A single dose of CASODEX (bicalutamide) that results in symptoms of an overdose considered to be life-threatening has not been established. In animal studies, CASODEX demonstrated a low potential acute toxicity. The LD50 in mice and rats was greater than 2000 mg/kg. Long-term clinical trials have been conducted with doses up to 200 mg of CASODEX daily and these doses have been well tolerated. There is no specific antidote; treatment of an overdose should be symptomatic. In the management of an overdose with CASODEX, vomiting may be induced if the patient is alert. It should be remembered that in this patient population multiple drugs may have been taken. Dialysis is not likely to be helpful since CASODEX is highly protein bound and is extensively metabolized. General supportive care, including frequent monitoring of vital signs and close observation of the patient, is indicated.
Pharmacodynamics
CASODEX (bicalutamide) is a non-steroidal antiandrogen, devoid of other endocrine activity. Bicalutamide competitively inhibits the action of androgens by binding to cytosol androgen receptors in target tissue. This inhibition results in regression of prostatic tumours. CASODEX is a racemate and the (R)-enantiomer is primarily responsible for the antiandrogenic activity of CASODEX.
Pharmacokinetics
The absorption, distribution, metabolism and excretion of bicalutamide has been investigated after administration of a single 50 mg oral dose to volunteers. The results indicated that the dose was extensively absorbed and was excreted almost equally in urine (36%) and faeces (43%) over a 9 day collection period. There is no evidence of any clinically significant effect of food on bioavailability. Steady state plasma concentrations of the (R)-enantiomer of approximately 9 mg/ml are observed during daily administration of 50 mg doses of CASODEX. At steady state, the active (R)-enantiomer accounts for 99% of the circulating plasma bicalutamide concentration. Bicalutamide is highly protein bound (racemate 96%, (R)-enantiomer 99.6%). On daily administration, the (R)-enantiomer accumulates about 10- fold in plasma, consistent with an elimination half-life of approximately one week. The (S)- enantiomer is very rapidly cleared relative to the (R)-enantiomer. Bicalutamide is extensively metabolized via both oxidation and glucuronidation with approximately equal renal and biliary elimination of the metabolites.

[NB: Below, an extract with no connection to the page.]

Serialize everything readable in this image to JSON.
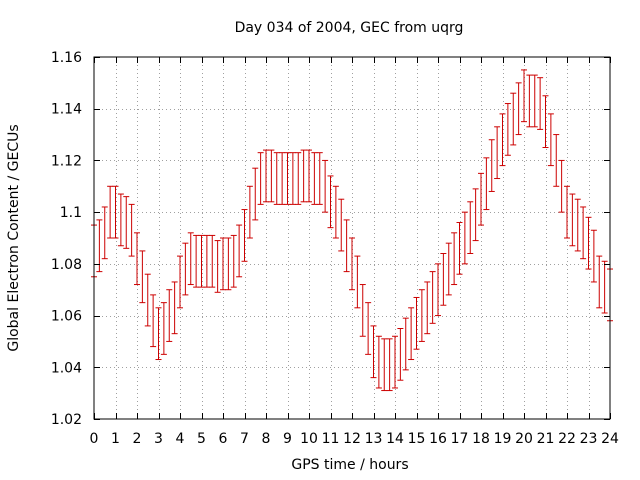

Special Populations and Conditions
The pharmacokinetics of the (R)-enantiomer are unaffected by age.
The pharmacokinetics of the (R)-enantiomer are unaffected by age.
The pharmacokinetics of the (R)-enantiomer are unaffected by mild to moderate hepatic impairment. Patients with severe hepatic impairment eliminate the (R)- enantiomer from plasma more slowly.
The pharmacokinetics of the (R)-enantiomer are unaffected by renal impairment.
Store between 15 - 30degC.
CASODEX (bicalutamide) 50 mg tablets are white, film coated tablets intagliated with CDX50 on one side and a logo (an arrow attached to the arc of a circle) on the other side. In addition to the active ingredient bicalutamide, each tablet contains the following inactive ingredients: lactose monohydrate, magnesium stearate, methylhydroxy-propylcellulose, polyethylene glycol, polyvidone, sodium starch glycolate and titanium dioxide. Available in blister strips of 15 tablets, 30 tablets per package.